Activation Steering: For KCHs arising “despite knowledge,” targeted activation steering—injection of truth-aligned activation vectors at critical layers—can mitigate 13–21% of KCHs without degrading factual accuracy (Simhi et al., 28 Oct 2025).
AST-Based Post-Processing: For code generation, deterministic AST validation and correction (using dynamically introspected KBs from the current runtime) can detect and fix $>75\%$ of KCHs, surpassing in-the-loop LLM repair approaches due to reproducibility and zero false positives (Khati et al., 27 Jan 2026).
Triangulation Across Agents: FactCHD’s Truth-Triangulator combines predictions and evidence from multiple verification agents (parametric and tool-augmented), yielding superior detection rates especially in multi-hop scenarios (Chen et al., 2023).

6. Empirical Observations, Metrics, and Open Challenges

KCH rates remain non-trivial even in state-of-the-art models:

GPT-4: 24.7% KCHs on Drowzee (non-temporal), 16.7% on temporal (Li et al., 2024, Li et al., 19 Feb 2025).
Llama2-7B: up to 59.8%; scaling to Llama2-70B moderates this to ~37%.
In code, deterministic AST-based methods achieve 100% precision, 87.6% recall, and 77% fix accuracy (varying across API/library) (Khati et al., 27 Jan 2026).
Pattern-specific empirical findings highlight increased KCHs in multi-hop, comparison, and temporal logic scenarios; logical inference failures are the dominant cause in over 40–50% of KCHs (Li et al., 2024, Li et al., 19 Feb 2025, Chen et al., 2023).

Key metrics include:

Hallucination Rate = (Number of false claims) / (Total number of claims)
Detection Precision/Recall (see AST and oracle-based approaches)
Task Success (accuracy when no hallucination)
CM-Score (fraction of confident knowledge-conflicting hallucinations mitigated) (Simhi et al., 28 Oct 2025)
ExpMatch (explanation faithfulness) (Chen et al., 2023)

Open challenges include:

Conflict policy learning when multiple knowledge sources offer noisy or contradictory evidence (Liu et al., 25 Dec 2025)
Temporal and dynamic KBs, where facts change over time (Li et al., 19 Feb 2025)
White-box tracing of hallucination origins through LLM activations (Li et al., 19 Feb 2025)
Generalizing automated correction beyond code to text and multimodal settings

7. Significance and Research Directions

The formalization and operationalization of KCHs unify disparate threads in hallucination analysis, enabling (1) precise, environment- or KB-grounded evaluation; (2) systematic stress-testing of LLM world modeling (including multi-modal, agentic, and interactive benchmarks) (Liu et al., 25 Dec 2025); and (3) targeted mitigation protocols that adapt to model capacity, prompt framing, and external knowledge alignment.

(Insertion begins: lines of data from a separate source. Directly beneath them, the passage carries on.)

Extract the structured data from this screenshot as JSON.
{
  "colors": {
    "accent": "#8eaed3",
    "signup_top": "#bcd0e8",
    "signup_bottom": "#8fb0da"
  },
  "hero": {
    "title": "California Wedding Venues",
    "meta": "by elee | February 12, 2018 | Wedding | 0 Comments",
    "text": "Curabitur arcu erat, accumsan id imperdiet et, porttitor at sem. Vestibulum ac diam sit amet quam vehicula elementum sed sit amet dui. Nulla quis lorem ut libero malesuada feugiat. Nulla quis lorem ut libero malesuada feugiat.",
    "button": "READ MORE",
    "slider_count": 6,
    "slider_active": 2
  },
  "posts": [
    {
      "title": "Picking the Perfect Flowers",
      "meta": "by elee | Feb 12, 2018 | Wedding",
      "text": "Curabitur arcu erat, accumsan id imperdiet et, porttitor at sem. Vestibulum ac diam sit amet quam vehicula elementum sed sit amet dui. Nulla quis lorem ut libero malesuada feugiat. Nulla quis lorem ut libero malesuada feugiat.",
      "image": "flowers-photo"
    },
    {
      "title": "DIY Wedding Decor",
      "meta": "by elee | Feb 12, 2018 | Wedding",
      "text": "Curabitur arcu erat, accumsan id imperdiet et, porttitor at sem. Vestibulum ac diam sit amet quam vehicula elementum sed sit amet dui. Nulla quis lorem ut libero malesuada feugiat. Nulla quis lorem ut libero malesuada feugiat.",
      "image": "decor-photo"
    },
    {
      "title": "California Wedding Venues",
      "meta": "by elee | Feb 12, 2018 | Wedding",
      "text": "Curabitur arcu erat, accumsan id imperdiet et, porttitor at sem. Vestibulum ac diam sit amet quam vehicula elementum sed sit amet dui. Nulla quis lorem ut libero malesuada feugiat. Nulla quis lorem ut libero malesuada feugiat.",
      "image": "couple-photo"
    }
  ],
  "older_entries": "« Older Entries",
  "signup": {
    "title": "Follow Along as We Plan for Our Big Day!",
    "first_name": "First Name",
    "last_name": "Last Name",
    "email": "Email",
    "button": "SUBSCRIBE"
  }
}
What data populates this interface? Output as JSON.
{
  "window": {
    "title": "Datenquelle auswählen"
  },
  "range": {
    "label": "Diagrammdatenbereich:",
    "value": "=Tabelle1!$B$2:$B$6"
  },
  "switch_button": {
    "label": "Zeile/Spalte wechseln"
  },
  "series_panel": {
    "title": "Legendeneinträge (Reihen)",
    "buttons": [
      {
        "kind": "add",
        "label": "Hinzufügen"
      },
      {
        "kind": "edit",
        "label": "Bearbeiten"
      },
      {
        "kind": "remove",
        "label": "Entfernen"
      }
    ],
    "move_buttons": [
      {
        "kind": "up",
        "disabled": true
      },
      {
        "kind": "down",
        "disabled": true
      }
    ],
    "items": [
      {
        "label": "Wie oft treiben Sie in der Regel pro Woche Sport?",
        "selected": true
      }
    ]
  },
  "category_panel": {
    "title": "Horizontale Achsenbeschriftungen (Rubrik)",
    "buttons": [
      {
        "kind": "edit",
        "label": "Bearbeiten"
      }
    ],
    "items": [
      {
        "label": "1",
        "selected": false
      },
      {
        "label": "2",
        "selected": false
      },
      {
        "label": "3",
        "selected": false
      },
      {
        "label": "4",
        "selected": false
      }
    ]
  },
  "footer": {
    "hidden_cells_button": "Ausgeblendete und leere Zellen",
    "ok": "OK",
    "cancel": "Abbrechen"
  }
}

Future work includes scalable KB construction and automated benchmark updating, finer-g rained and dynamic conflict resolution, interactive verification protocols, and cross-modal expansion of KCH mitigation and detection techniques. The rigorous demarcation of KCHs—supported by diverse open benchmarks and advanced verification pipelines—makes them a central axis for reliable deployment of LLMs in high-stakes, knowledge-intensive applications.